Remix clone Hacker News

new | show | ask | jobs Github

	▲	nnevatie 5 hours ago
		No one uses ONNXRuntime (nor the new engine in OpenCV 5) in production. For anything performance-sensitive, one would run models under TensorRT, as an example.
	▲	amorroxic 4 hours ago \| parent \| next [-]
		Curious on what backs this assertion. As a counterpoint we’ve been running 200+ models in production for more than 5 years - language models, embedding, classifiers, low tens to hundred M params. Traffic in the order of 1-2M requests/day and everything is enabled by onnx with some cgo (or Rust) plumbing on top. What’s your SLA?
	▲	snovv_crash 5 hours ago \| parent \| prev \| next [-]
		Strong statement to make when I have at least 2 datapoints contradicting it, in SaaS and embedded/robotics.
	▲	pzo 2 hours ago \| parent \| prev \| next [-]
		how are supposed to use TensorRT on iOS, iPadOS, Android or even Web? Production is not only cloud.
	▲	cik 4 minutes ago \| parent \| prev \| next [-]
		Ummm embedded robotics is all about this. For years.
	▲	monster_truck an hour ago \| parent \| prev \| next [-]
		I've never understood how anyone comes into contact with it and thinks its anything more than an incredible inconvenience masked as the easy way of doing things. Given it a few good shakes for various uses and regretted the time spent each time
	▲	antonvs an hour ago \| parent \| prev \| next [-]

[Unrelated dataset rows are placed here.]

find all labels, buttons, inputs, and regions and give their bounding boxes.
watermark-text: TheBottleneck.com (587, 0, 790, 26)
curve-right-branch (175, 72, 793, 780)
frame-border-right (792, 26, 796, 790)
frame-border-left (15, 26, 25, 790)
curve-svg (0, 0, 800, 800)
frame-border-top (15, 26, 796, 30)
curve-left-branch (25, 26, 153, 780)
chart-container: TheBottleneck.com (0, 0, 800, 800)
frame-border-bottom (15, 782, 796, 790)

		We use this in production: https://docs.rs/onnxruntime/latest/onnxruntime/ It’s a Rust wrapper around ONNX Runtime. We currently serve 5+ million inference requests per day for a highly performance-sensitive application, for a long list of major enterprise clients. We don’t use GPUs for inference, because it would be cost-prohibitive. We launch tens of thousands of VMs per day to run these workloads.
	▲	gunalx 5 hours ago \| parent \| prev \| next [-]
		Production dosent have to be performance sensitive, so devex may still outcompete the performance differences in some scenarios.
	▲	OvervCW 4 hours ago \| parent \| prev [-]
		You can use ONNXRuntime with a TensorRT backend, so one does not exclude the other.